El fenómeno inverso, cuando la tensión subía, era terrible. El elevador tenía una alarma, una chicharra fuertísima que ponía los pelos de punta y obligaba al emisario (o sea, yo) a redoblar la velocidad.

Me acuerdo de haber pasado ratos mirando el elevador, fantaseando con esa situación límite en que hubiera que poner la perilla en el doce.

No sé qué fue de ese aparato, tendré que preguntar. Me parece que cayó en desuso durante los setenta, cuando los problemas a resolver se hicieron más graves y no sólo para mí. Otras clases de problemas, en que la perilla llegó al doce con frecuencia.

Lettera 22

[1/7/2002]

El teclado de mi primera máquina de escribir, una Lettera 22, tal como se ve hoy:

La tengo desde los 13 años. Creo que fue mi primer acto consciente de escritor: la pedí como regalo para poder escribir más. Mi viejo me enseño a tipear, más o menos. Me acuerdo que me pasaba horas y horas inventando cuentos.

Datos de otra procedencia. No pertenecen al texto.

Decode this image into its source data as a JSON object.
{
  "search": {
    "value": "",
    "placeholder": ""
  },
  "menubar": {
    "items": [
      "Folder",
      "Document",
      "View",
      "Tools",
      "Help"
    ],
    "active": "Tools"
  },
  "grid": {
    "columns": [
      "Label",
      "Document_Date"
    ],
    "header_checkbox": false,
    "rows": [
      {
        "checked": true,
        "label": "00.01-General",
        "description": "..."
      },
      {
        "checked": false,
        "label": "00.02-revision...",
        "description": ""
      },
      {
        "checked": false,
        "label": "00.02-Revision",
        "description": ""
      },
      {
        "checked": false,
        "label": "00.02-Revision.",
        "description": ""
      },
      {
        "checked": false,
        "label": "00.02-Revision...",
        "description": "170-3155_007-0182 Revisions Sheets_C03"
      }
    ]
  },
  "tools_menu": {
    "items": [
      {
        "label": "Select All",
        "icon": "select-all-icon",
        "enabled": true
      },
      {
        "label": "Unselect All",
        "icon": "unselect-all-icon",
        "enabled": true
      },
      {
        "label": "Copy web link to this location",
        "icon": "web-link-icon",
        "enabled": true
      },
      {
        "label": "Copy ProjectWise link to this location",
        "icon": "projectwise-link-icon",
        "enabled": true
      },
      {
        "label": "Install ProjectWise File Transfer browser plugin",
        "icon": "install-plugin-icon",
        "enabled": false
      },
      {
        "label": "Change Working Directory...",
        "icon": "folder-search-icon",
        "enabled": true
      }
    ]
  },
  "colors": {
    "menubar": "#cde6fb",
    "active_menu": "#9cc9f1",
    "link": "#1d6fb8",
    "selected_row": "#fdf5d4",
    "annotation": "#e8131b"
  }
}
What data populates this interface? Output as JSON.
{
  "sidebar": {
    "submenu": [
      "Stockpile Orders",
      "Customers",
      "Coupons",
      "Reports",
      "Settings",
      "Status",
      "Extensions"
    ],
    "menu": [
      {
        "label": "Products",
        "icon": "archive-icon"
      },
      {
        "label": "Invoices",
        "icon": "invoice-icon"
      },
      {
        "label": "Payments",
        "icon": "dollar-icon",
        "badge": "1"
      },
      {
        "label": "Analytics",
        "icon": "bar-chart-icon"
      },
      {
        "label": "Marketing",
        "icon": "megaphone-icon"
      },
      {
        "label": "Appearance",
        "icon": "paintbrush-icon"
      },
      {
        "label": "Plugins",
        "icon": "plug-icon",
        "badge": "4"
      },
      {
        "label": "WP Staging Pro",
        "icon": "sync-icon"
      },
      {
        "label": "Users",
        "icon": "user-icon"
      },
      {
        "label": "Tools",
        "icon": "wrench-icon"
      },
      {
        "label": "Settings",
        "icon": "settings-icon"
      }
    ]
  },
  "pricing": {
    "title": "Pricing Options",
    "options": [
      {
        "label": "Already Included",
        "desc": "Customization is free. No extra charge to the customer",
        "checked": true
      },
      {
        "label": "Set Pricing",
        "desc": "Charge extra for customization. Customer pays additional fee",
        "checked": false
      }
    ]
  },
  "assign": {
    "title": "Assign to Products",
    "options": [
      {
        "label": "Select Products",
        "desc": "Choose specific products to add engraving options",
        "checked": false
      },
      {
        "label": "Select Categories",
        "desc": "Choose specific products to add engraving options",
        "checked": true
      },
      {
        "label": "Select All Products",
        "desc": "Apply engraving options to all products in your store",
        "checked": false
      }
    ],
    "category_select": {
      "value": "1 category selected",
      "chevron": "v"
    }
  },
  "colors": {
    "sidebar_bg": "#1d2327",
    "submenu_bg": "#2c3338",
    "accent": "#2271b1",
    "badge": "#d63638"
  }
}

Uno de los más grandes descubrimientos fue que para tachar había que usar la x. No lo hice por mi cuenta, me lo tuvo que decir mi padre; hasta entonces yo tachaba eligiendo letras lo más diferentes que fuera posible de aquellas que quería convertir en ilegibles; por ejemplo, podía tachar la palabra “Hoy” con la palabra “Sin”. Daba más trabajo eso que quitar la hoja y empezar de nuevo.

[1/7/2012]

Encontré la foto grande (click para ampliarla más):

Ritmo de escritura

[24/6/2002]

Cuando escribía a máquina podía empezar una página de una novela cuatro, ocho, dieciséis veces. Ponía el papel en la Olivetti (una Lexicon 80 pesada, llena de metal, admirable), empezaba a tipear, y unas líneas más tarde me daba cuenta de que algo andaba mal. Sacaba el papel, ponía otro y arrancaba de nuevo. Así llegaba al agotamiento o a un éxito relativo. A veces copiaba media página de la versión anterior, para alcanzar el sitio conflictivo con un poco de velocidad y ahí avanzar otras pocas líneas. Era como moverme en un pantano, buscando un camino que tal vez no existiera metido en el barro hasta el ombligo.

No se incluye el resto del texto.